In order to check the revenue pattern in the dataset we need to plot histograms. Also the variables P1 to P37 need to be examined for “0” values.
library(ggplot2)
##
## Attaching package: 'ggplot2'
## The following objects are masked from 'package:psych':
##
## %+%, alpha
library(reshape)
qplot(x = revenue, y = City, data = train, color = City.Group, size = Type)
## Warning: Using size for a discrete variable is not advised.
train_plot <- melt(train[,-c(1:5)])
## Using as id variables
ggplot(train_plot,aes(x = value)) +
facet_wrap(~variable,scales = "free_x") +
geom_histogram()
## `stat_bin()` using `bins = 30`. Pick better value with `binwidth`.
hist(train$revenue)
ggplot(train, aes(x=Type, y=revenue)) +
geom_point(shape=1) +
geom_smooth()
## `geom_smooth()` using method = 'loess'
plot(revenue~., data = train)
We can see that there are only three big cities in this dataset namelly Istanbul, Izmir and Ankara, and the rest fall under the “other” category. Also the food courts in Istanbul seem to have the maximum revenue as shown in the scatterplot.

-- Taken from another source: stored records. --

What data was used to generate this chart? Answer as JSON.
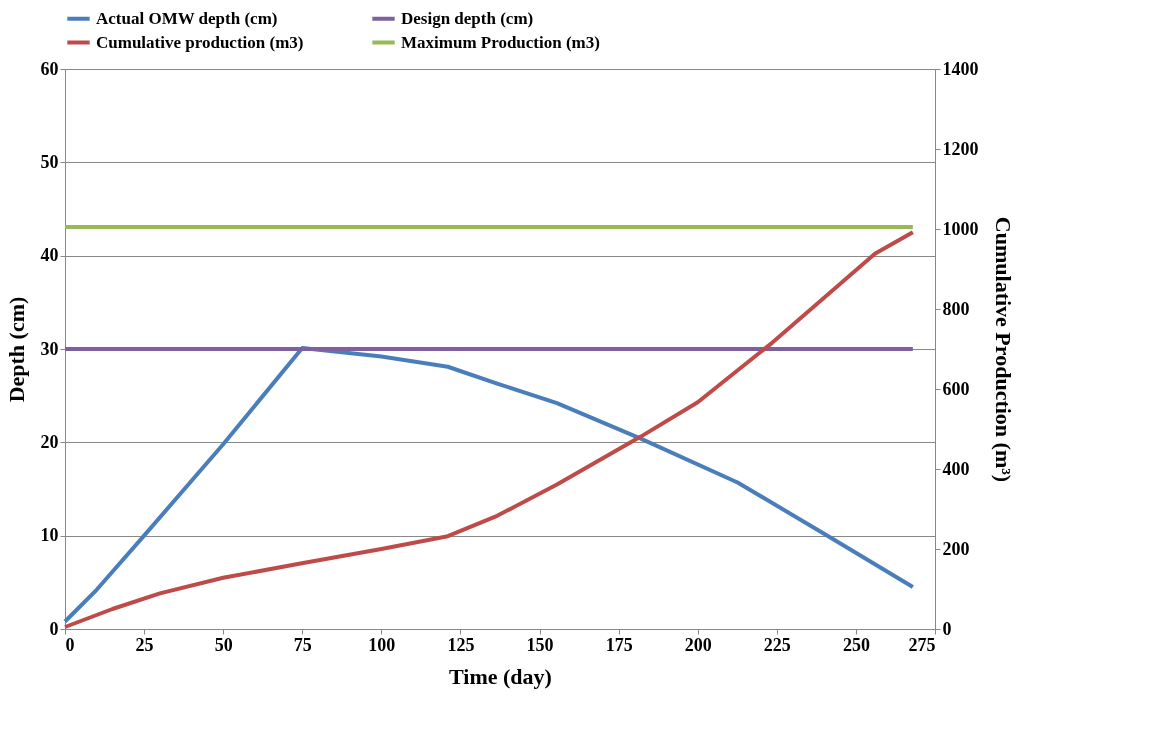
{
  "chart_data": {
    "type": "line",
    "xlabel": "Time (day)",
    "ylabel": "Depth (cm)",
    "y2label": "Cumulative Production (m³)",
    "xlim": [
      0,
      275
    ],
    "xticks": [
      0,
      25,
      50,
      75,
      100,
      125,
      150,
      175,
      200,
      225,
      250,
      275
    ],
    "ylim": [
      0,
      60
    ],
    "yticks": [
      0,
      10,
      20,
      30,
      40,
      50,
      60
    ],
    "y2lim": [
      0,
      1400
    ],
    "y2ticks": [
      0,
      200,
      400,
      600,
      800,
      1000,
      1200,
      1400
    ],
    "grid": "y",
    "legend": "top",
    "marker": "none",
    "line_style": "solid",
    "series": [
      {
        "name": "Actual OMW depth (cm)",
        "color": "#4a7ebb",
        "axis": "y",
        "x": [
          0,
          10,
          25,
          50,
          75,
          100,
          121,
          136.6,
          155.5,
          182,
          212.6,
          241,
          268
        ],
        "values": [
          0.8,
          4.2,
          10,
          19.8,
          30.1,
          29.2,
          28.1,
          26.3,
          24.2,
          20.4,
          15.7,
          10.0,
          4.5
        ]
      },
      {
        "name": "Design depth (cm)",
        "color": "#7d60a0",
        "axis": "y",
        "x": [
          0,
          268
        ],
        "values": [
          30,
          30
        ]
      },
      {
        "name": "Cumulative production (m3)",
        "color": "#be4b48",
        "axis": "y2",
        "x": [
          0,
          15,
          30,
          50,
          74,
          100,
          121,
          136.6,
          155.5,
          182,
          200,
          223.6,
          256,
          268
        ],
        "values": [
          5,
          50,
          89,
          128,
          163,
          200,
          232,
          283,
          361,
          481,
          567,
          716,
          938,
          992
        ]
      },
      {
        "name": "Maximum Production (m3)",
        "color": "#98b954",
        "axis": "y2",
        "x": [
          0,
          268
        ],
        "values": [
          1005,
          1005
        ]
      }
    ]
  }
}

The histogram also has some interesting insights. The variables P1 to P37 have a lot of 0 values as shown from P14 to P18 and then P24 onwards upto P37. The revenue also is right skewed.
Food court seems to be the most popular type of restaurant followed by Inline and then just the one drive through.
library(plyr)
##
## Attaching package: 'plyr'
## The following objects are masked from 'package:reshape':
##
## rename, round_any
x <- train[, c(3, 43)]
y <- aggregate(x$revenue, list(City=x$City), mean)
colnames(y)[2] <- "Average Revenue"
z <- count(x, 'City')
x <- merge(y, z, by = "City")
x<-x[,-3]
x
library(corrgram)
##
## Attaching package: 'corrgram'
## The following object is masked from 'package:plyr':
##
## baseball
corrgram(train[,-c(1,2,3)], order=TRUE, lower.panel=panel.shade,upper.panel=panel.cor,text.panel=panel.txt,main="TFI revenue prediction")
The predictor variables P1 to P37 are definitely postitively correlated. Some of the predictor variables positively affect the revenue whereas some affect it negetively as shown in the corrgram.
Since we want to predict the revenue that is to be generated in the upcoming restaurant sites, we will build a linear model based on city group, restaurant type and some significant TFI indicators.
Our hypothesis that a certain variable does not affect the revenue can be tested by the one sample t-test.
t <- apply(train[,-c(1:5)], 2, t.test)
fit <- lm(revenue ~ City.Group + Type + P1 + P2 + P7 , data = train)
summary(fit)
##
## Call:
## lm(formula = revenue ~ City.Group + Type + P1 + P2 + P7, data = train)
##
## Residuals:
## Min 1Q Median 3Q Max
## -4204859 -1515338 -260522 961954 14055457
##
## Coefficients:
## Estimate Std. Error t value Pr(>|t|)
## (Intercept) 2349141 2605036 0.902 0.3688
## City.GroupOther -894084 493568 -1.811 0.0724 .
## TypeFC 1366421 2571129 0.531 0.5960
## TypeIL 744976 2582728 0.288 0.7735
## P1 -143377 169313 -0.847 0.3987
## P2 566516 288910 1.961 0.0520 .
## P7 -95306 187350 -0.509 0.6118
## ---
## Signif. codes: 0 '***' 0.001 '**' 0.01 '*' 0.05 '.' 0.1 ' ' 1
##
## Residual standard error: 2497000 on 130 degrees of freedom
## Multiple R-squared: 0.1016, Adjusted R-squared: 0.06016
## F-statistic: 2.451 on 6 and 130 DF, p-value: 0.02808
Based on the t-tests we can say that the all the predictor values have some effect on the revenue.
The model that is built on the above factors shows that the p value is less than 0.05 which implies that it has a lowere probability of failing.
This model can now be used on the test dataset to predict the revenue and a decision tree model would be the recommended procedure.